Врачи упорно боролись за жизнь старшего мальчика. Его мать с опухшим от слез лицом не выходила из больницы, а бабушка усердно молилась.
На следующий день после посещения «брата» Петра тетя Ксеня повезла Соколову в город, на собрание пятидесятников. Их моление не было похоже на церковную службу. Тетя Ксеня посадила Марию Степановну на первую скамью, совсем близко к столу, за которым сидели «брат» Петр и еще двое мужчин. Верующие постепенно тихо заполняли помещение, в доме становилось тесно и душно. Священника здесь не было. Один из сидевших за столом мужчин — обыкновенный, ничем не примечательный на вид человек — просто и понятно обратился ко всем находящимся в комнате. Его слова сразу поразили Соколову.

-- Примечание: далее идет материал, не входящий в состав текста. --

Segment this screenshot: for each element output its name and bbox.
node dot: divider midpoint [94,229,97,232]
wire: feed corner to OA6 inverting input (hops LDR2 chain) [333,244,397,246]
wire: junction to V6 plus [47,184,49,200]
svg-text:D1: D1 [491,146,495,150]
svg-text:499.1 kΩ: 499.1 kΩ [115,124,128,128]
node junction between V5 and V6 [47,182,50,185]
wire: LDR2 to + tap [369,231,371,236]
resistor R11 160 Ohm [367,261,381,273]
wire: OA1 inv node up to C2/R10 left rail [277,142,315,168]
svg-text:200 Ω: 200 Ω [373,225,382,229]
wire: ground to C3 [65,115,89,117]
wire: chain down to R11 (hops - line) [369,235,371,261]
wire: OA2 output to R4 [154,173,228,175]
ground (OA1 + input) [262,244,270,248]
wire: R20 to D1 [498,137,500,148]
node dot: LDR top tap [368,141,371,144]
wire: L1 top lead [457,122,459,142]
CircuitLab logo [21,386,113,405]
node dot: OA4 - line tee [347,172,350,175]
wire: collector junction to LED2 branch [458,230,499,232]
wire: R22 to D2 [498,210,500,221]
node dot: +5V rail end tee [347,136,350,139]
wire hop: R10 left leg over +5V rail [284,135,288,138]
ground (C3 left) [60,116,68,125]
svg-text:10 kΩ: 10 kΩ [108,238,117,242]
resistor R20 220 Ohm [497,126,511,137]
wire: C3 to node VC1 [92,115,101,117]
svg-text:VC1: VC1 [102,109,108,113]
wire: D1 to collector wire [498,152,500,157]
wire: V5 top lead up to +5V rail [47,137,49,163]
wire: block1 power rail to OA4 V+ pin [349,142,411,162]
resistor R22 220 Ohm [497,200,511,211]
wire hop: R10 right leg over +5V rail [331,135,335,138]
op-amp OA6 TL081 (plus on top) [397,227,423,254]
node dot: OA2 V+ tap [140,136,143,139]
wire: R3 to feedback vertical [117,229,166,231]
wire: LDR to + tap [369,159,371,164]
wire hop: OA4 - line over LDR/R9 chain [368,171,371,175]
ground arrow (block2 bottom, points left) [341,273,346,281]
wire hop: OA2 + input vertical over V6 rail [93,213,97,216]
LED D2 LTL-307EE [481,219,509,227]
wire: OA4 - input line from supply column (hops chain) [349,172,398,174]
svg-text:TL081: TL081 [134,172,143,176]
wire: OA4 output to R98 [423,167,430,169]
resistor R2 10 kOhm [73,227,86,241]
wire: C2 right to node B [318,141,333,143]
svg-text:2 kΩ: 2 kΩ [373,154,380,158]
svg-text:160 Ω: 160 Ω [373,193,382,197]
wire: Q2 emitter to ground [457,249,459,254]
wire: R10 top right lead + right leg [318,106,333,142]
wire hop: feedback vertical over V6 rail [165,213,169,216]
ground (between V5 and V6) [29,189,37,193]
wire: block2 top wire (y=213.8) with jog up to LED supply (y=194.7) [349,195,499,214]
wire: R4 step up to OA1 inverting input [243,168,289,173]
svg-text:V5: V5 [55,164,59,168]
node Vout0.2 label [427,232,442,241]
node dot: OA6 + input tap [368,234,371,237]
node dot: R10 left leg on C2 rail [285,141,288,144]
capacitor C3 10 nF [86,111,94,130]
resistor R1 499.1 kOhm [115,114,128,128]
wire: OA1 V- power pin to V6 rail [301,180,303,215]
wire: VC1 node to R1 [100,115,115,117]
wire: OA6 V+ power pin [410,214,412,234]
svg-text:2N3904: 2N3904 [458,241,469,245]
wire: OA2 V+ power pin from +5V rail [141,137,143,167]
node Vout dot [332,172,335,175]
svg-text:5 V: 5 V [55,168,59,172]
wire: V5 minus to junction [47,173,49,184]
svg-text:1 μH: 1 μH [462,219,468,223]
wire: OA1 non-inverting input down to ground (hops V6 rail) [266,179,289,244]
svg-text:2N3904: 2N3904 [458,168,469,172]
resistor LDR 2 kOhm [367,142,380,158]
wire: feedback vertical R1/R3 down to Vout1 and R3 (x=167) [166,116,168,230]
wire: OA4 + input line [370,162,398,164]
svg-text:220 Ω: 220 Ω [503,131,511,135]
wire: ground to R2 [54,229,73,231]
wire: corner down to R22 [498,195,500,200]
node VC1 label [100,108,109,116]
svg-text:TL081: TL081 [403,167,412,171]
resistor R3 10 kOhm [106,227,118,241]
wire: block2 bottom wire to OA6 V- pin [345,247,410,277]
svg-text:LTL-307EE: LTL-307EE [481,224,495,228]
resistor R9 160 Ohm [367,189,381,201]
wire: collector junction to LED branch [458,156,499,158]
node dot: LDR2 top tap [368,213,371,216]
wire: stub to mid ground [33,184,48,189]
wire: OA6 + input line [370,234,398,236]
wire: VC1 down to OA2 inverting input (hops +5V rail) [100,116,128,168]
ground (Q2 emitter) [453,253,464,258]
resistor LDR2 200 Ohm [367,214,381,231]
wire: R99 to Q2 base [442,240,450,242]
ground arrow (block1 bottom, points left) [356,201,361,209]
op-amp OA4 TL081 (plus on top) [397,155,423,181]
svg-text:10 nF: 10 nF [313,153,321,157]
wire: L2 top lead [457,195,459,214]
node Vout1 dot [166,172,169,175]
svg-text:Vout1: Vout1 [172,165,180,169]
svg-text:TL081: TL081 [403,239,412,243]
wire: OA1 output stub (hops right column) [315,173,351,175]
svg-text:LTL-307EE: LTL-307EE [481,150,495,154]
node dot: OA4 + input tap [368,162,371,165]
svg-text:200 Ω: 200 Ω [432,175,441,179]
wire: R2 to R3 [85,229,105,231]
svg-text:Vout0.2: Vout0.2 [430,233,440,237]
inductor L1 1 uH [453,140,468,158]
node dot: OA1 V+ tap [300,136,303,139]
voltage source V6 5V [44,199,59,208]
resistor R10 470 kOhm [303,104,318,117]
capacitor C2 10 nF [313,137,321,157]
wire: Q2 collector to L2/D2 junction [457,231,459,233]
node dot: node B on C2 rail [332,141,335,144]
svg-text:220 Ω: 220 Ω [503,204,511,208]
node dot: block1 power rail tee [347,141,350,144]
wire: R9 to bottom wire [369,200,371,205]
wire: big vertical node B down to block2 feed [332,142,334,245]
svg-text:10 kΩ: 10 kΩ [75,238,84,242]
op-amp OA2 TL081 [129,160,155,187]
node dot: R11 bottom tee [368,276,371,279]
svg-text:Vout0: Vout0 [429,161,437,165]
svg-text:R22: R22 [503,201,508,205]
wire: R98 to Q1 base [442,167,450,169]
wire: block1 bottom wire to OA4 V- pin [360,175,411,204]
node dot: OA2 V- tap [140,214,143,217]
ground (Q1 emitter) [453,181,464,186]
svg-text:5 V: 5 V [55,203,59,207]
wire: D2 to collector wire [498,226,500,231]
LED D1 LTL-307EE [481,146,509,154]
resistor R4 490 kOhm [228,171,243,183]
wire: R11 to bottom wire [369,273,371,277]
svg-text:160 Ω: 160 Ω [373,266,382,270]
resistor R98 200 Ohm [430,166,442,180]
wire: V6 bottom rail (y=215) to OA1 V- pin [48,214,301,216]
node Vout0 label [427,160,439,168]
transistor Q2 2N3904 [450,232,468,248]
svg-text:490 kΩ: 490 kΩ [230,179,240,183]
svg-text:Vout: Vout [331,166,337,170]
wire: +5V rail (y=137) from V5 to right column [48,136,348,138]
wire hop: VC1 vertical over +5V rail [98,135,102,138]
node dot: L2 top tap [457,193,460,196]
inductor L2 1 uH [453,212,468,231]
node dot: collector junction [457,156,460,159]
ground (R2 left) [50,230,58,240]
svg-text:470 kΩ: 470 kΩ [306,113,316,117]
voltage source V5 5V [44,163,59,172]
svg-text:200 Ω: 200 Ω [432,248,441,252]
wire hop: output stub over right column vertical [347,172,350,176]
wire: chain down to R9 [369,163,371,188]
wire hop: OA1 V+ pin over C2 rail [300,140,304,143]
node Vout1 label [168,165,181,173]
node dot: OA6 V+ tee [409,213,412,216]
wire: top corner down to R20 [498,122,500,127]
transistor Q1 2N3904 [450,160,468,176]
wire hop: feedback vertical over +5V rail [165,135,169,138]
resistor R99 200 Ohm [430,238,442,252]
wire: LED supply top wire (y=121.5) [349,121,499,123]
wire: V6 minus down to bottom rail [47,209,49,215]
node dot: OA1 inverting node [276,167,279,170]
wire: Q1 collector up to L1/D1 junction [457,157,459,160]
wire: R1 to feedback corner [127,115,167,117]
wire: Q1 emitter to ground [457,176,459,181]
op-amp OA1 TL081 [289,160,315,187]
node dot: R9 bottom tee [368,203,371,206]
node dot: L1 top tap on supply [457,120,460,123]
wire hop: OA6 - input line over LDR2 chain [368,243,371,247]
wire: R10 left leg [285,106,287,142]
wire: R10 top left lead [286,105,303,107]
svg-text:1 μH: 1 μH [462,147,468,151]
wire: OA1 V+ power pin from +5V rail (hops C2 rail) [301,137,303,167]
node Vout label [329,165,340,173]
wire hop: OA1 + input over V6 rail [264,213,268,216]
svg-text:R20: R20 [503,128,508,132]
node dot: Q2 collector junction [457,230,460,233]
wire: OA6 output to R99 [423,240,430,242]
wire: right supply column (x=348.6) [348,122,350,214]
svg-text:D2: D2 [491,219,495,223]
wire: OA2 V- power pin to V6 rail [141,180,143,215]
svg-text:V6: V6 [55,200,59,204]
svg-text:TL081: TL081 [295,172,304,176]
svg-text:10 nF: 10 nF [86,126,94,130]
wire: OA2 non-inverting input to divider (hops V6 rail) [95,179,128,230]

— Братья и сестры! — говорил мужчина. — Когда вы с богом, вам все открыто, и, утомленные от жизни земной, вы всегда найдете в нем спокойствие для своей души.
Глаза проповедника встретились с глазами Марии Степановны, и она вдруг задрожала, слезы подступили у нее к горлу. А проповедник, словно поняв, что с ней творится, продолжал сладким, проникновенным голосом:
— Ныне, к радости нашей и ликованию, среди нас находятся необращенные, ищущие веры. Пусть они найдут ее...
И тут голос проповедника потонул сначала в нестройном, а затем все крепнувшем хоре:
Не может несчастье проникнуть туда,
Где бодрствует ангел на страже всегда...
Услышав эти слова, Соколова не справилась с собой, закрыла лицо руками и заплакала. Ее трясло, как в лихорадке, она была почти в беспамятстве. Ей казалось, что хор поет где-то наверху, над головой. Тишина и умиротворение снизошли на нее.
На следующий после моления день врач в больнице сказал:
— Внуку вашему стало лучше, теперь пойдет на поправку.
«Вот оно, чудо, свершилось», — подумала Мария Степановна, и сердце у нее радостно забилось, но тут же тоскливо сжалось: «Пошла бы пораньше, и Павлуша был бы живой», — и она почти с ненавистью подумала о муже, запретившем ей раньше обратиться к «брату» Петру.